What "decision grade" data actually looks like

Nanda Vijadev
Vinay Saxena
Asato turns fragmented IT data into decision‑grade intelligence through normalization, classification, linking, scoping, and scoring. The result is accurate, consistent, and continuously improving data that leaders can trust for licenses, renewals, and shadow IT decisions.

Over the past five posts, we’ve walked through a progression: why enterprise IT data creates trust gaps (Post 1), how identity intelligence solves user count inflation (Post 2), how application intelligence cuts through CASB noise (Post 3), how a knowledge graph powers entity resolution and enrichment (Post 4), and why data-layer enrichment eliminates dashboard contradictions (Post 5).

This final post brings it together: what does the end state actually look like, and what does it deliver?

The Five Properties of Decision-Grade Data

We introduced the concept of decision-grade data in Post 1. Here’s what it looks like in practice, with before-and-after examples from real enterprise deployments:

Normalized
  • Before - “Microsoft Office 365,” “M365,” “Office365,” and “office.com” appear as four separate products.  
  • After - one canonical record, with all variants resolved.
Classified  
  • Before - 1,200 “users” in the directory.  
  • After - 500 employees, 200 service accounts, 300 guests, 200 disabled accounts.
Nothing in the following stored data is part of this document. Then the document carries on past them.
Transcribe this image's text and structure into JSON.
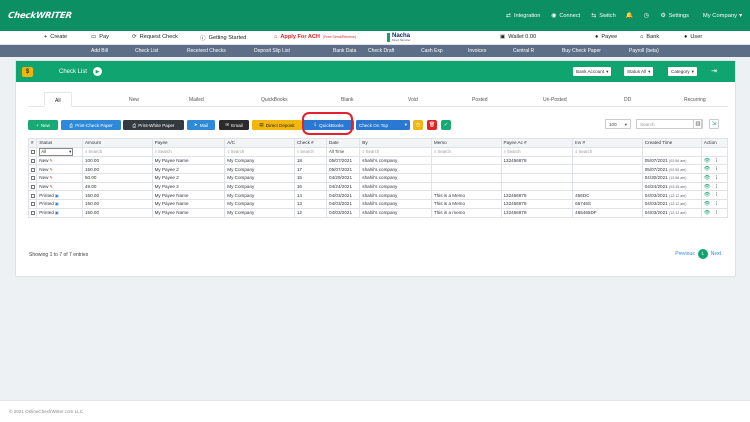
{
  "app": {
    "logo": "CheckWRITER"
  },
  "topnav": [
    {
      "icon": "integration-icon",
      "glyph": "⇄",
      "label": "Integration"
    },
    {
      "icon": "globe-icon",
      "glyph": "◉",
      "label": "Connect"
    },
    {
      "icon": "switch-icon",
      "glyph": "⇆",
      "label": "Switch"
    },
    {
      "icon": "bell-icon",
      "glyph": "🔔",
      "label": ""
    },
    {
      "icon": "clock-icon",
      "glyph": "◷",
      "label": ""
    },
    {
      "icon": "gear-icon",
      "glyph": "⚙",
      "label": "Settings"
    }
  ],
  "company": "My Company",
  "bar2": {
    "create": "Create",
    "pay": "Pay",
    "request_check": "Request Check",
    "getting_started": "Getting Started",
    "apply_ach": "Apply For ACH",
    "apply_ach_note": "(Free Send/Receive)",
    "nacha": "Nacha",
    "nacha_sub": "Direct Member",
    "wallet": "Wallet 0.00",
    "payee": "Payee",
    "bank": "Bank",
    "user": "User"
  },
  "menu": [
    "Add Bill",
    "Check List",
    "Received Checks",
    "Deposit Slip List",
    "Bank Data",
    "Check Draft",
    "Cash Exp",
    "Invoices",
    "Central R",
    "Buy Check Paper",
    "Payroll (beta)"
  ],
  "card": {
    "title": "Check List",
    "filters": [
      "Bank Account",
      "Status All",
      "Category"
    ]
  },
  "tabs": [
    "All",
    "New",
    "Mailed",
    "QuickBooks",
    "Blank",
    "Void",
    "Posted",
    "Un-Posted",
    "DD",
    "Recurring"
  ],
  "actions": {
    "new": "New",
    "print_check_paper": "Print-Check Paper",
    "print_white_paper": "Print-White Paper",
    "mail": "Mail",
    "email": "Email",
    "direct_deposit": "Direct Deposit",
    "quickbooks": "QuickBooks",
    "check_on_top": "Check On Top"
  },
  "page_size": "100",
  "search_placeholder": "Search",
  "columns": [
    "#",
    "Status",
    "Amount",
    "Payee",
    "A/C",
    "Check #",
    "Date",
    "By",
    "Memo",
    "Payee Ac #",
    "Inv #",
    "Created Time",
    "Action"
  ],
  "filter_row": {
    "status": "All",
    "search": "Search",
    "date": "All Time"
  },
  "rows": [
    {
      "status": "New",
      "amount": "100.00",
      "payee": "My Payee Name",
      "ac": "My Company",
      "check": "18",
      "date": "05/07/2021",
      "by": "shahil's company",
      "memo": "",
      "payee_ac": "132456878",
      "inv": "",
      "created": "05/07/2021",
      "created_t": "(02:56 am)"
    },
    {
      "status": "New",
      "amount": "150.00",
      "payee": "My Payee 2",
      "ac": "My Company",
      "check": "17",
      "date": "05/07/2021",
      "by": "shahil's company",
      "memo": "",
      "payee_ac": "",
      "inv": "",
      "created": "05/07/2021",
      "created_t": "(02:55 am)"
    },
    {
      "status": "New",
      "amount": "50.00",
      "payee": "My Payee 2",
      "ac": "My Company",
      "check": "15",
      "date": "04/29/2021",
      "by": "shahil's company",
      "memo": "",
      "payee_ac": "",
      "inv": "",
      "created": "04/30/2021",
      "created_t": "(12:58 am)"
    },
    {
      "status": "New",
      "amount": "49.00",
      "payee": "My Payee 2",
      "ac": "My Company",
      "check": "16",
      "date": "04/24/2021",
      "by": "shahil's company",
      "memo": "",
      "payee_ac": "",
      "inv": "",
      "created": "04/24/2021",
      "created_t": "(03:35 am)"
    },
    {
      "status": "Printed",
      "amount": "150.00",
      "payee": "My Payee Name",
      "ac": "My Company",
      "check": "14",
      "date": "04/03/2021",
      "by": "shahil's company",
      "memo": "This is a Memo",
      "payee_ac": "132456878",
      "inv": "456DC",
      "created": "04/03/2021",
      "created_t": "(12:12 am)"
    },
    {
      "status": "Printed",
      "amount": "150.00",
      "payee": "My Payee Name",
      "ac": "My Company",
      "check": "13",
      "date": "04/03/2021",
      "by": "shahil's company",
      "memo": "This is a Memo",
      "payee_ac": "132456878",
      "inv": "65746S",
      "created": "04/03/2021",
      "created_t": "(12:12 am)"
    },
    {
      "status": "Printed",
      "amount": "150.00",
      "payee": "My Payee Name",
      "ac": "My Company",
      "check": "12",
      "date": "04/03/2021",
      "by": "shahil's company",
      "memo": "This is a memo",
      "payee_ac": "132456878",
      "inv": "465465DF",
      "created": "04/03/2021",
      "created_t": "(12:12 am)"
    }
  ],
  "showing": "Showing 1 to 7 of 7 entries",
  "pager": {
    "previous": "Previous",
    "current": "1",
    "next": "Next"
  },
  "footer": "© 2021 OnlineCheckWriter.com LLC",
  "colors": {
    "brand": "#0b8f63",
    "header": "#10a470",
    "menu": "#5c6f86",
    "ach": "#e02424"
  }
}
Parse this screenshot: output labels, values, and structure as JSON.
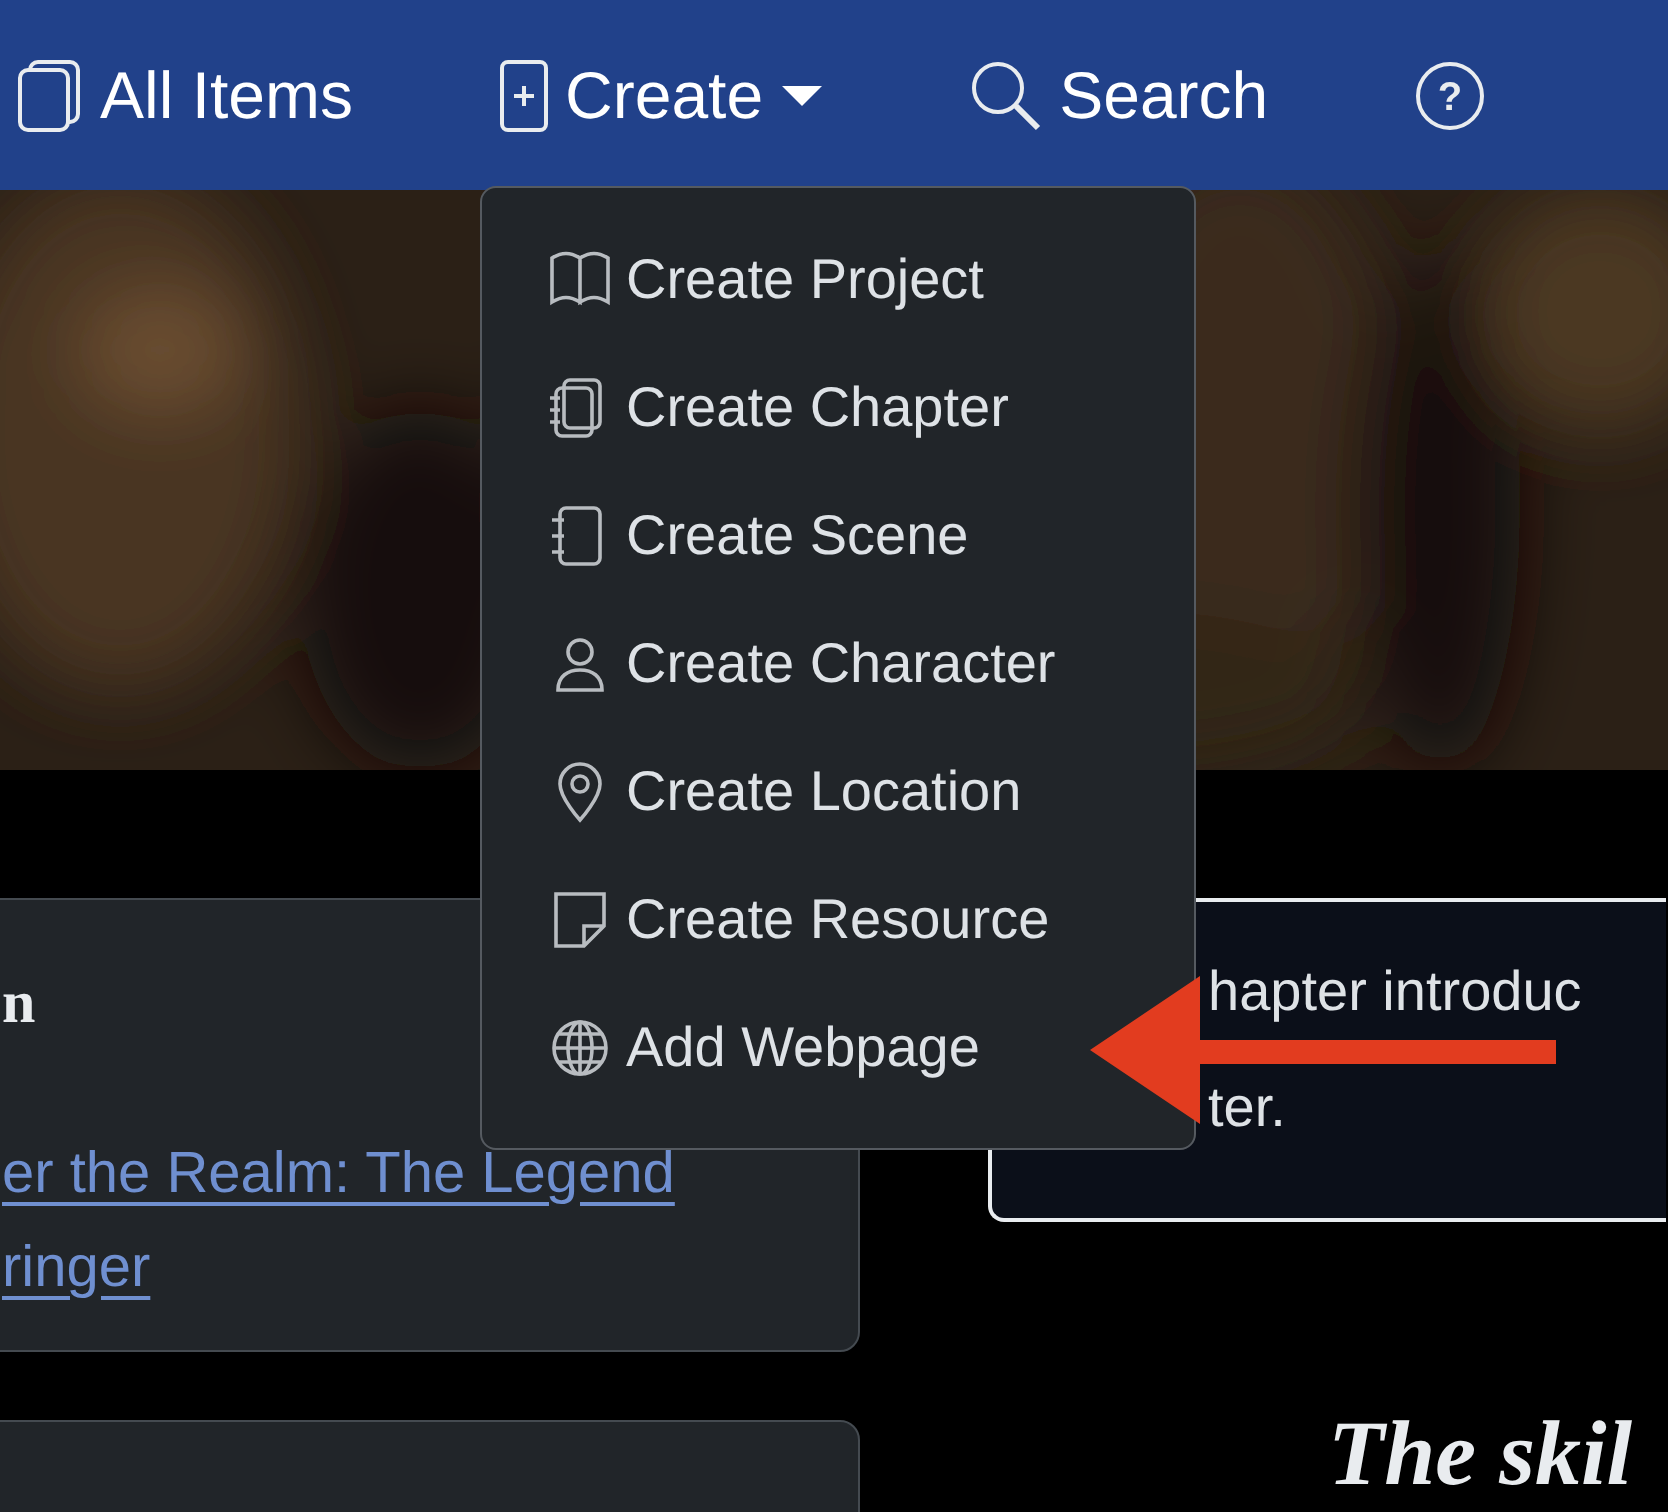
{
  "navbar": {
    "items": [
      {
        "kind": "link",
        "label": "All Items"
      },
      {
        "kind": "dropdown",
        "label": "Create",
        "expanded": true
      },
      {
        "kind": "link",
        "label": "Search"
      },
      {
        "kind": "icon",
        "glyph": "?"
      }
    ]
  },
  "create_menu": {
    "items": [
      {
        "label": "Create Project"
      },
      {
        "label": "Create Chapter"
      },
      {
        "label": "Create Scene"
      },
      {
        "label": "Create Character"
      },
      {
        "label": "Create Location"
      },
      {
        "label": "Create Resource"
      },
      {
        "label": "Add Webpage"
      }
    ]
  },
  "project_card": {
    "title": "n",
    "link": "er the Realm: The Legend\nringer"
  },
  "summary_box": {
    "lines": [
      "hapter introduc",
      "ter."
    ]
  },
  "heading": "The skil"
}
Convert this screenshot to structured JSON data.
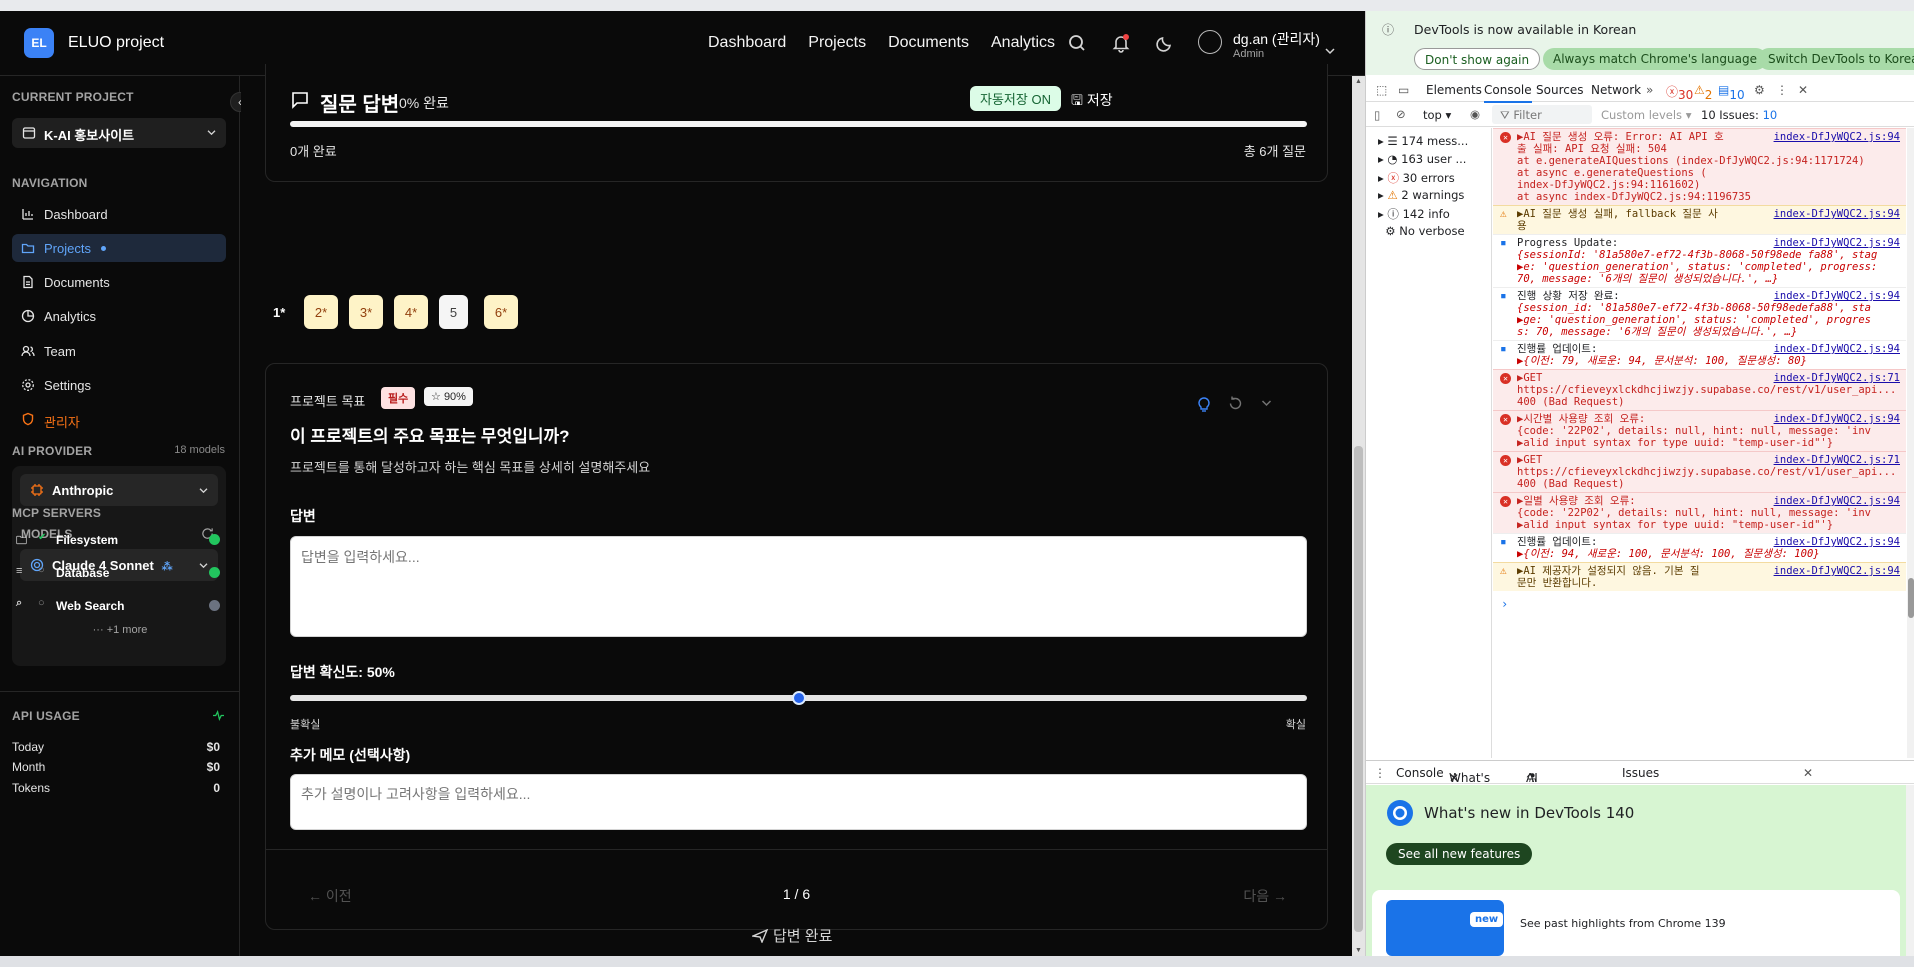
{
  "app": {
    "logo_initials": "EL",
    "title": "ELUO project",
    "nav": [
      "Dashboard",
      "Projects",
      "Documents",
      "Analytics"
    ],
    "user_name": "dg.an (관리자)",
    "user_role": "Admin"
  },
  "sidebar": {
    "current_project_label": "CURRENT PROJECT",
    "current_project": "K-AI 홍보사이트",
    "navigation_label": "NAVIGATION",
    "items": [
      {
        "label": "Dashboard",
        "icon": "dashboard-icon"
      },
      {
        "label": "Projects",
        "icon": "folder-icon"
      },
      {
        "label": "Documents",
        "icon": "document-icon"
      },
      {
        "label": "Analytics",
        "icon": "analytics-icon"
      },
      {
        "label": "Team",
        "icon": "team-icon"
      },
      {
        "label": "Settings",
        "icon": "settings-icon"
      },
      {
        "label": "관리자",
        "icon": "shield-icon"
      }
    ],
    "ai_provider_label": "AI PROVIDER",
    "ai_provider_count": "18 models",
    "provider": "Anthropic",
    "models_label": "MODELS",
    "model": "Claude 4 Sonnet",
    "mcp_label": "MCP SERVERS",
    "mcp_servers": [
      {
        "name": "Filesystem",
        "status_color": "#22c55e"
      },
      {
        "name": "Database",
        "status_color": "#22c55e"
      },
      {
        "name": "Web Search",
        "status_color": "#6b7280"
      }
    ],
    "mcp_more": "+1 more",
    "api_usage_label": "API USAGE",
    "usage": [
      {
        "label": "Today",
        "value": "$0"
      },
      {
        "label": "Month",
        "value": "$0"
      },
      {
        "label": "Tokens",
        "value": "0"
      }
    ]
  },
  "main": {
    "header_title": "질문 답변",
    "header_progress": "0% 완료",
    "autosave": "자동저장 ON",
    "save": "저장",
    "progress_fraction": 0.0,
    "completed_text": "0개 완료",
    "total_text": "총 6개 질문",
    "question_numbers": [
      "1*",
      "2*",
      "3*",
      "4*",
      "5",
      "6*"
    ],
    "question": {
      "category": "프로젝트 목표",
      "required_badge": "필수",
      "score_badge": "90%",
      "title": "이 프로젝트의 주요 목표는 무엇입니까?",
      "description": "프로젝트를 통해 달성하고자 하는 핵심 목표를 상세히 설명해주세요",
      "answer_label": "답변",
      "answer_placeholder": "답변을 입력하세요...",
      "confidence_label": "답변 확신도: 50%",
      "confidence_value": 0.5,
      "confidence_min": "불확실",
      "confidence_max": "확실",
      "memo_label": "추가 메모 (선택사항)",
      "memo_placeholder": "추가 설명이나 고려사항을 입력하세요..."
    },
    "prev": "이전",
    "page_indicator": "1 / 6",
    "next": "다음",
    "submit": "답변 완료"
  },
  "devtools": {
    "banner_text": "DevTools is now available in Korean",
    "btn_dont_show": "Don't show again",
    "btn_match": "Always match Chrome's language",
    "btn_switch": "Switch DevTools to Korean",
    "tabs": [
      "Elements",
      "Console",
      "Sources",
      "Network"
    ],
    "error_count": "30",
    "warn_count": "2",
    "issue_count": "10",
    "context": "top",
    "filter_placeholder": "Filter",
    "levels": "Custom levels",
    "issues_text": "10 Issues:",
    "issues_badge": "10",
    "side": [
      "174 mess...",
      "163 user ...",
      "30 errors",
      "2 warnings",
      "142 info",
      "No verbose"
    ],
    "log": [
      {
        "type": "err",
        "lines": [
          "▶AI 질문 생성 오류: Error: AI API 호",
          "출 실패: API 요청 실패: 504",
          "    at e.generateAIQuestions (index-DfJyWQC2.js:94:1171724)",
          "    at async e.generateQuestions (",
          "index-DfJyWQC2.js:94:1161602)",
          "    at async index-DfJyWQC2.js:94:1196735"
        ],
        "src": "index-DfJyWQC2.js:94"
      },
      {
        "type": "warn",
        "lines": [
          "▶AI 질문 생성 실패, fallback 질문 사",
          "용"
        ],
        "src": "index-DfJyWQC2.js:94"
      },
      {
        "type": "info",
        "lines": [
          "Progress Update:",
          "{sessionId: '81a580e7-ef72-4f3b-8068-50f98ede fa88', stag",
          "▶e: 'question_generation', status: 'completed', progress:",
          "70, message: '6개의 질문이 생성되었습니다.', …}"
        ],
        "src": "index-DfJyWQC2.js:94"
      },
      {
        "type": "info",
        "lines": [
          "진행 상황 저장 완료:",
          "{session_id: '81a580e7-ef72-4f3b-8068-50f98edefa88', sta",
          "▶ge: 'question_generation', status: 'completed', progres",
          "s: 70, message: '6개의 질문이 생성되었습니다.', …}"
        ],
        "src": "index-DfJyWQC2.js:94"
      },
      {
        "type": "info",
        "lines": [
          "진행률 업데이트:",
          "▶{이전: 79, 새로운: 94, 문서분석: 100, 질문생성: 80}"
        ],
        "src": "index-DfJyWQC2.js:94"
      },
      {
        "type": "err",
        "lines": [
          "▶GET",
          "https://cfieveyxlckdhcjiwzjy.supabase.co/rest/v1/user_api...",
          "400 (Bad Request)"
        ],
        "src": "index-DfJyWQC2.js:71"
      },
      {
        "type": "err",
        "lines": [
          "▶시간별 사용량 조회 오류:",
          "{code: '22P02', details: null, hint: null, message: 'inv",
          "▶alid input syntax for type uuid: \"temp-user-id\"'}"
        ],
        "src": "index-DfJyWQC2.js:94"
      },
      {
        "type": "err",
        "lines": [
          "▶GET",
          "https://cfieveyxlckdhcjiwzjy.supabase.co/rest/v1/user_api...",
          "400 (Bad Request)"
        ],
        "src": "index-DfJyWQC2.js:71"
      },
      {
        "type": "err",
        "lines": [
          "▶일별 사용량 조회 오류:",
          "{code: '22P02', details: null, hint: null, message: 'inv",
          "▶alid input syntax for type uuid: \"temp-user-id\"'}"
        ],
        "src": "index-DfJyWQC2.js:94"
      },
      {
        "type": "info",
        "lines": [
          "진행률 업데이트:",
          "▶{이전: 94, 새로운: 100, 문서분석: 100, 질문생성: 100}"
        ],
        "src": "index-DfJyWQC2.js:94"
      },
      {
        "type": "warn",
        "lines": [
          "▶AI 제공자가 설정되지 않음. 기본 질",
          "문만 반환합니다."
        ],
        "src": "index-DfJyWQC2.js:94"
      }
    ],
    "drawer_tabs": [
      "Console",
      "What's new",
      "AI assistance",
      "Issues"
    ],
    "whats_new_title": "What's new in DevTools 140",
    "see_all": "See all new features",
    "new_badge": "new",
    "highlights": "See past highlights from Chrome 139"
  }
}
The dashboard shows 500.
Linked 
  • Before - procurement shows 200 Salesforce licenses; usage shows 180 active users; nobody knows if those are the same 180.  
  • After - entitlements, usage, and identity data connected into a single entity, showing exactly who has a license and whether they’re using it.
Scoped  
  • Before - the overview page shows 4,200 users; the utilization report shows 3,800; nobody can explain the difference.  
  • After - both show 4,200, because filtering is applied once at the data layer.
Scored  
  • Before - an application appears in the inventory with no indication of data quality.  
  • After - the same application shows a confidence score based on three corroborating sources, with a freshness flag indicating it was last validated 48 hours ago.

Multi-Dimensional Quality Scoring

Every entity in the platform receives quality scores across four dimensions:

  • Confidence: Trust in the entity’s identity, based on the number and quality of corroborating sources. An identity confirmed by both Entra ID and HRIS gets the highest score.
  • Completeness: Whether required and optional data fields are present. Missing fields are surfaced as a known gap, not hidden as an error.
  • Freshness: How current the entity is relative to real-world state. Stale records are flagged to prevent inflated counts.
  • Connectedness: Strength of relationships with other entities (departments, managers, entitlements, usage). Orphaned records are flagged for review.

These scores don’t just sit in a database. They determine how entities are counted, filtered, and prioritized across every screen on the platform.

Measurable Outcomes

The Data Intelligence Engine and Master Knowledge Graph deliver measurable improvements across the key challenges IT leaders face:

  • Immediate trust: Dashboard numbers match organizational reality from the first login, not after months of manual cleanup
  • Accurate license optimization: Correct user counts and properly classified applications produce savings that hold up in vendor negotiations
  • Confident renewal decisions: Enriched utilization data and intelligently derived renewal dates give procurement the confidence to right-size
  • Actionable Shadow IT: Reports surface genuinely unapproved user-facing applications, not infrastructure noise
  • Single source of truth: Consistent numbers across every dashboard, report, and data product
  • Intelligence that improves over time: The MKG’s continuous learning, through automated sweepers, AI-driven augmentation, and cross-customer entity discovery, means enrichment accuracy improves with every deployment

The Bigger Picture

Every enterprise IT leader we talk to has the same experience: they know their organization, they connect a platform, and the numbers don’t match what they know. The instinct is to blame the data. But the data isn’t wrong — it just hasn’t been curated for the decisions being made.

Decision-grade data isn’t a feature. It’s the foundation everything else depends on. License optimization, renewal intelligence, security posture, workforce planning — all of it is only as good as the data underneath.

The difference between raw data and trusted intelligence is enrichment. And enrichment is only as good as the knowledge that powers it.

Asato doesn’t just show you data. We show you the truth.